Facebook may be this year's most-discussed tech IPO, but last year certainly belonged to LinkedIn. The company, which is turning a modest profit, also has expanded its developer offerings. With that came many more developers to the LinkedIn API, more than doubling the number of registered devs in less than a year. And those apps created on the platform account for billions of API requests each month going to business social network.
In November, 2010, months before LinkedIn's IPO, it had 20,000 developers, according to LinkedIn's Adam Trachtenberg. Shortly after the stock debuted in May, 2011, the developer count had inched up to 25,000, when we wrote that adoption was bound to surge. It did, and then some. The company has 60,000 developers as of March, 2012, according to its press page. That's more than double the developers in less than a year, or triple in sixteen months, if you go back to the 2010 number.
Developer counts don't even include the LinkedIn Share button, which has found its way onto 400,000 unique domains. The share button is likely the largest user of the LinkedIn API, which clocks in at 2 billion requests per month, making it an API billionaire.
Other internal apps include the company follow button and Apply with LinkedIn.

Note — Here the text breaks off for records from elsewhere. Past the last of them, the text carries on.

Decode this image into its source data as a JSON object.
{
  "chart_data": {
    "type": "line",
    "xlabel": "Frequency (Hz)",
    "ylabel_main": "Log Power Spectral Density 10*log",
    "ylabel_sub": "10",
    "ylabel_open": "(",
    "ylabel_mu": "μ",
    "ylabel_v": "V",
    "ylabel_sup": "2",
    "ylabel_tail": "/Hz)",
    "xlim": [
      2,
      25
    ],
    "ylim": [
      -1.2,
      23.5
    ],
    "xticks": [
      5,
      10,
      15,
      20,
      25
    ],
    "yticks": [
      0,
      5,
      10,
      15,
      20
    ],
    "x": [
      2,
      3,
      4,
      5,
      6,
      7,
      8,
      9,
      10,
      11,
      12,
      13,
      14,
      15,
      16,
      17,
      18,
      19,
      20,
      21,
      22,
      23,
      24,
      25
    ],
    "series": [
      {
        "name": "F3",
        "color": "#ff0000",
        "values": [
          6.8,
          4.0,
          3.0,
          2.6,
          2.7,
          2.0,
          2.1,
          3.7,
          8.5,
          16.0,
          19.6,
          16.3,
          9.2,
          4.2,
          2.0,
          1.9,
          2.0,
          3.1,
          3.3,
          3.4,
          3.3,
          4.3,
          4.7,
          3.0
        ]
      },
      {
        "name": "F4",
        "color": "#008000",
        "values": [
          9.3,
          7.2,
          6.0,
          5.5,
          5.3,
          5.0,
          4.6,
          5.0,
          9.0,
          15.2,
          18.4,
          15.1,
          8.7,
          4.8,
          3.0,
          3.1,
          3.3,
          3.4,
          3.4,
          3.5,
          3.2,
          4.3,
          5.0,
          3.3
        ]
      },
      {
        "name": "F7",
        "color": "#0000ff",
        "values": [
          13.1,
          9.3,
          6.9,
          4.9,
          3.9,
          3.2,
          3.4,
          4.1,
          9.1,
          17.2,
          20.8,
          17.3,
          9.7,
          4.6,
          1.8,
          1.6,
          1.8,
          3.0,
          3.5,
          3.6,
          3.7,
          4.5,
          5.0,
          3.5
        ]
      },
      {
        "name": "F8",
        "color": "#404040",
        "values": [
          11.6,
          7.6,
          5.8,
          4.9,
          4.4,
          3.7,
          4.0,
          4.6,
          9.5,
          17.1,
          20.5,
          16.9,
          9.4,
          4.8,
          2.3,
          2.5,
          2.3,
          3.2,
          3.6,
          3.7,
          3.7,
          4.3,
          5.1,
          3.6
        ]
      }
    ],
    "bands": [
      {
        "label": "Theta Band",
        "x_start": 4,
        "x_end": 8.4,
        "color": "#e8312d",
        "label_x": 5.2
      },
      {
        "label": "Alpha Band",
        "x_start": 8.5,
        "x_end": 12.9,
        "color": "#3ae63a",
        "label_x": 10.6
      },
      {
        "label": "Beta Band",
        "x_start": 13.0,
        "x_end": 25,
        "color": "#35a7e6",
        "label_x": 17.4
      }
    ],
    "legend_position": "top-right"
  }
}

The external app with perhaps the biggest splash is CubeDuel, which in early 2011 hit LinkedIn API limits. LinkedIn's Trachtenberg extended CubeDuel's limit twice as the app became popular. In the case of most apps that hit the API limits, they probably do so because of scraping or data mining, as alluded to in the LinkedIn forums.
"We always take a member-centric approach," Trachtenberg said. "Our goal is to enable the most successful integrations possible while making sure that all members are having a fantastic experience."
Though, as CubeDuel's founder pointed out, LinkedIn hasn't had many wins on its platform (the company does have a modest app gallery). But with the rapidly expanding developer community, perhaps it's on its way there.